Wenn wir die Rechnung hier mal nicht ohne den SecUnit 238776431 machen. Der Sicherheitsroboter eines extraterrestrischen Konzerns bewacht Bergleute einer Rohstoffmine irgendwo im Nirgendwo des Weltalls. Oder wie er selber es ausdrückt: “Ich wurde konstruiert, um Menschen zu gehorchen.” Die jedoch, fügt der humanoide Cyborg genervt hinzu, als ihm einer hackebreit auf die Füße kotzt, “sind Arschlöcher”. Da mag zwar einiges dran sein. Nur: Wenn ein kybernetisches Kunstprodukt so etwas laut denkt – hat es dann nicht womöglich doch ein Bewusstsein?

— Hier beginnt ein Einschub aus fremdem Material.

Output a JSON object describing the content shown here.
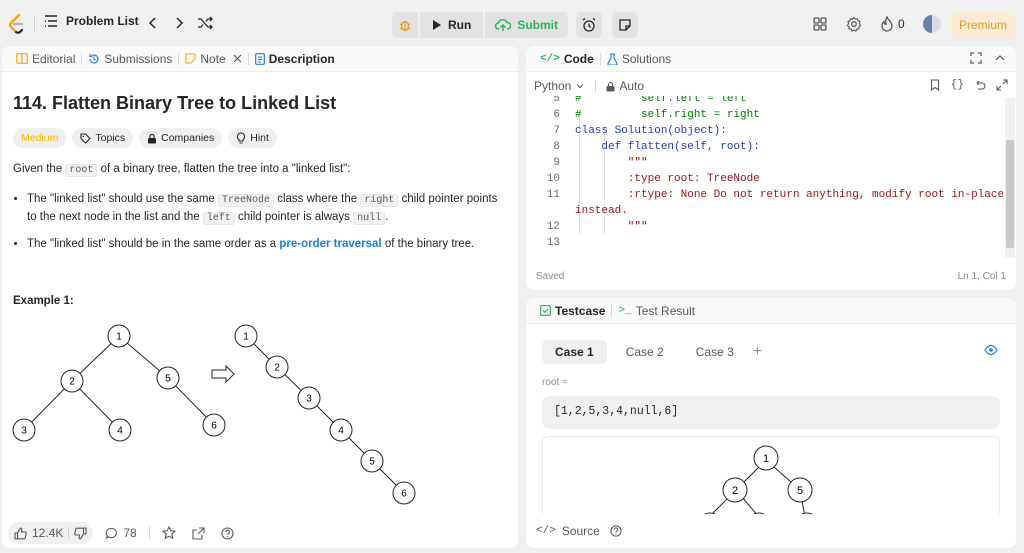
{
  "topbar": {
    "problem_list": "Problem List",
    "run": "Run",
    "submit": "Submit",
    "streak": "0",
    "premium": "Premium"
  },
  "left_tabs": {
    "editorial": "Editorial",
    "submissions": "Submissions",
    "note": "Note",
    "description": "Description"
  },
  "problem": {
    "title": "114. Flatten Binary Tree to Linked List",
    "difficulty": "Medium",
    "topics": "Topics",
    "companies": "Companies",
    "hint": "Hint",
    "intro_a": "Given the ",
    "intro_code": "root",
    "intro_b": " of a binary tree, flatten the tree into a \"linked list\":",
    "b1_a": "The \"linked list\" should use the same ",
    "b1_code1": "TreeNode",
    "b1_b": " class where the ",
    "b1_code2": "right",
    "b1_c": " child pointer points to the next node in the list and the ",
    "b1_code3": "left",
    "b1_d": " child pointer is always ",
    "b1_code4": "null",
    "b1_e": ".",
    "b2_a": "The \"linked list\" should be in the same order as a ",
    "b2_link": "pre-order traversal",
    "b2_b": " of the binary tree.",
    "example_heading": "Example 1:"
  },
  "example_tree": {
    "input_nodes": [
      "1",
      "2",
      "5",
      "3",
      "4",
      "6"
    ],
    "output_nodes": [
      "1",
      "2",
      "3",
      "4",
      "5",
      "6"
    ]
  },
  "footer": {
    "likes": "12.4K",
    "comments": "78"
  },
  "code_panel": {
    "tab_code": "Code",
    "tab_solutions": "Solutions",
    "language": "Python",
    "mode": "Auto",
    "saved": "Saved",
    "cursor": "Ln 1, Col 1",
    "lines": [
      {
        "n": "5",
        "text": "#         self.left = left"
      },
      {
        "n": "6",
        "text": "#         self.right = right"
      },
      {
        "n": "7",
        "text": "class Solution(object):"
      },
      {
        "n": "8",
        "text": "    def flatten(self, root):"
      },
      {
        "n": "9",
        "text": "        \"\"\""
      },
      {
        "n": "10",
        "text": "        :type root: TreeNode"
      },
      {
        "n": "11",
        "text": "        :rtype: None Do not return anything, modify root in-place"
      },
      {
        "n": "",
        "text": "instead."
      },
      {
        "n": "12",
        "text": "        \"\"\""
      },
      {
        "n": "13",
        "text": ""
      }
    ]
  },
  "test_panel": {
    "tab_testcase": "Testcase",
    "tab_result": "Test Result",
    "cases": [
      "Case 1",
      "Case 2",
      "Case 3"
    ],
    "root_label": "root =",
    "root_value": "[1,2,5,3,4,null,6]",
    "tree_nodes": [
      "1",
      "2",
      "5"
    ],
    "source": "Source"
  },
  "colors": {
    "accent_green": "#2db55d",
    "medium_yellow": "#ffb800",
    "link_blue": "#1a7fe0",
    "premium_orange": "#e39c2c"
  }
}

Es hat! Wenngleich erst, seit SecUnit 238776431 sein Steuermodul hacken und Selbstkontrolle erlangen konnte. Mit ihr nennt er sich wie die zugehörige Apple-Serie nun “Murderbot” und könnte leicht sämtliche Minenarbeiter töten. So er denn wollte. Doch weil das sein Ende im Schmelztiegel bedeuten würde, will er nicht. Oder? Das erfahren wir im Laufe von zehn Folgen mit je 55 Minuten, die Chris und Paul Weitz nach den SciFi-Romanen “The Murderbot Diaries” von Martha Wells kreiert haben.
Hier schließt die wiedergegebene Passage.